In December 2014, Attorney General Eric Holder announced that the entire Department of Justice would also be taking the position in litigation that Title VII protects people from discrimination based on their transgender status. “This important shift will ensure that the protections of the Civil Rights Act of 1964 are extended to those who suffer discrimination based on gender identity,” Holder said. “And it reaffirms the Justice Department’s commitment to protecting the civil rights of all Americans.”

The announcement underscored just how quickly things are changing: Holder was the namesake in the Macy v. Holder case, because she had applied for a job with a bureau in the Department of Justice.

Still, the Saks’ case could go either way. Courts have ruled in conflicting ways on the issue, and despite Americans’ common belief that there is a federal law barring discrimination against LGBT people, no such statute exists.
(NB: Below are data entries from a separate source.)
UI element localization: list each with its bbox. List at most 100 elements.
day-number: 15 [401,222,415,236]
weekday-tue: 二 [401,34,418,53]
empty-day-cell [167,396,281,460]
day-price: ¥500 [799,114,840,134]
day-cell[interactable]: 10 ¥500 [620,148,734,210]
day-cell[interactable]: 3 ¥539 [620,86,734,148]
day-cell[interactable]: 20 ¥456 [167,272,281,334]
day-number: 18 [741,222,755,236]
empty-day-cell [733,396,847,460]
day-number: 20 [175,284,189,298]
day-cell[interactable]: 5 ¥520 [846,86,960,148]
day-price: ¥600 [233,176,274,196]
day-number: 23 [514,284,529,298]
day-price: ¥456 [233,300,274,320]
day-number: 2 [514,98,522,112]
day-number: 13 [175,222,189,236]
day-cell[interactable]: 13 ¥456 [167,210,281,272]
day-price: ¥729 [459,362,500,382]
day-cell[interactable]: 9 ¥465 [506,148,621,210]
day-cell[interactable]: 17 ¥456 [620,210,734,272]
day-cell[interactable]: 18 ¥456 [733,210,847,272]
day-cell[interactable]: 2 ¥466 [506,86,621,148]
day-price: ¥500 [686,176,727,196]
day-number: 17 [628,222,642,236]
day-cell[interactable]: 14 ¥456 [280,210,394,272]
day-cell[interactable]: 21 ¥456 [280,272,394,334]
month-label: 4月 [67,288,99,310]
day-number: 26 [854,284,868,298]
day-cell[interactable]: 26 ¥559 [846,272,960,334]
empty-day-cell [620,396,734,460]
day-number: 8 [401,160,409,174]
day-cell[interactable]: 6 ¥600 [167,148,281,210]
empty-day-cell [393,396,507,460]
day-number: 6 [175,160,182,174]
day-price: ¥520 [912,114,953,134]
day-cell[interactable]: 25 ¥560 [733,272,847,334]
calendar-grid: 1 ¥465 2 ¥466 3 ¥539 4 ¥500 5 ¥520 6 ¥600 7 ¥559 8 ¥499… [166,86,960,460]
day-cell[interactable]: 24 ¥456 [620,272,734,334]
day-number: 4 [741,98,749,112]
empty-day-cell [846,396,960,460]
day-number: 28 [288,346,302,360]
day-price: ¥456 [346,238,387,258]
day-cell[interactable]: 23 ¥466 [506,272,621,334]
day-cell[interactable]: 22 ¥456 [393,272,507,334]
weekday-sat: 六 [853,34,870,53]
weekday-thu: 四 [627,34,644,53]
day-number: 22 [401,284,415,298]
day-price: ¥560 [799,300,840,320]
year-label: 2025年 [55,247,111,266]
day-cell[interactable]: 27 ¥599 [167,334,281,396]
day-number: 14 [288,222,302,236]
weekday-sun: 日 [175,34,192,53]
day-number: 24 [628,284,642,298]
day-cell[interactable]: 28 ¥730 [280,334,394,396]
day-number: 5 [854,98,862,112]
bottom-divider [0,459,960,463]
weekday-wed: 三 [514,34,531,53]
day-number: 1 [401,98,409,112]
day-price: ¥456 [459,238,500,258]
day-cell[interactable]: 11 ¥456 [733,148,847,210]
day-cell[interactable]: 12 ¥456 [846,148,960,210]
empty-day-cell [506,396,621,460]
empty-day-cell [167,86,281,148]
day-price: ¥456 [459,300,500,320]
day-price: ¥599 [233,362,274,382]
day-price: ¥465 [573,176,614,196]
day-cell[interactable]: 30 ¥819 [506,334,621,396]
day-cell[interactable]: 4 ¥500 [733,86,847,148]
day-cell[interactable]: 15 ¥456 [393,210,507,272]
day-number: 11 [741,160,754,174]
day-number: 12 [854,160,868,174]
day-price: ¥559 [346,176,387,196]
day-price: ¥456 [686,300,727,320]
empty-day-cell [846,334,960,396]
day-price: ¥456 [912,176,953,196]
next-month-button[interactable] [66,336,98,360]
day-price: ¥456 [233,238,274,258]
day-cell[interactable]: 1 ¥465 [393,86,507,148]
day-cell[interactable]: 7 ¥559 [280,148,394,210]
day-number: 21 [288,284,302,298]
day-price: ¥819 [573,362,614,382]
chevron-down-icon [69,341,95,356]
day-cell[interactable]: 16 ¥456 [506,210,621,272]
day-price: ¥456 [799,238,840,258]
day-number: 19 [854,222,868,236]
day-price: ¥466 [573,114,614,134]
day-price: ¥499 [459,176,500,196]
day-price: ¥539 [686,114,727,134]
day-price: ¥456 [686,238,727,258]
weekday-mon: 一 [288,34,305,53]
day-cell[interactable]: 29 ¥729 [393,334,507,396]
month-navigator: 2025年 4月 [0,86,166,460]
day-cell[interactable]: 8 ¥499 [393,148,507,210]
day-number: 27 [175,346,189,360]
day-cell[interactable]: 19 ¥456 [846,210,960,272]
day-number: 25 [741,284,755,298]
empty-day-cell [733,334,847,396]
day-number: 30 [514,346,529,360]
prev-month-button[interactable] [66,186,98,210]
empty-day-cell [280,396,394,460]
While 18 states have non-discrimination laws that cover sexual orientation and gender identity (and three more cover just sexual orientation), Texas is not one of them. Consider same-sex marriage as a comparison: just because courts have been ruling in favor of allowing same-sex marriage, that doesn’t mean couples can get married in states where rulings on the issue are still pending.

“It is still not a settled question of law for the entire country and it won’t be settled until the Supreme Court addresses the issue,” says Minter. “There’s no way to secure certain and stable protections that can’t be undone except by states and the federal government enacting legislation.” In late 2014, Oregon Sen. Jeff Merkleyannounced that he would be proposing a comprehensive LGBT non-discrimination bill in the spring, though its chances are slim in the Republican-controlled House or Senate.

Opponents of local or state-level non-discrimination bills that include gender identity often make the arguments that the specific protections are unnecessary, because legal precedents already protect transgender people and because so many corporations have their own non-discrimination policies in place.

However it shakes out, the Saks case is ammo for critics of those arguments. Despite billing itself as “inclusive to the LGBT community,” Saks’ lawyers are arguing that “employment handbooks are not contracts.” On Jan. 8, the Human Rights Campaign meanwhile suspended the company from their Corporate Equality Index, a ranking of LGBT-friendly workplace policies that Saks had scored high on in the past.

Jamal’s claims about the poor way she was treated, on top of her team’s legal arguments, will have to be tested in court. If the court rules against her, agreeing with Saks’ lawyers about Title VII, it may actually bolster politicians like Merkley who are trying to make such lawsuits moot by passing non-discrimination laws. “I just wanted to do my job,” Jamal has said, “but I was met with resistance at every step of the way.”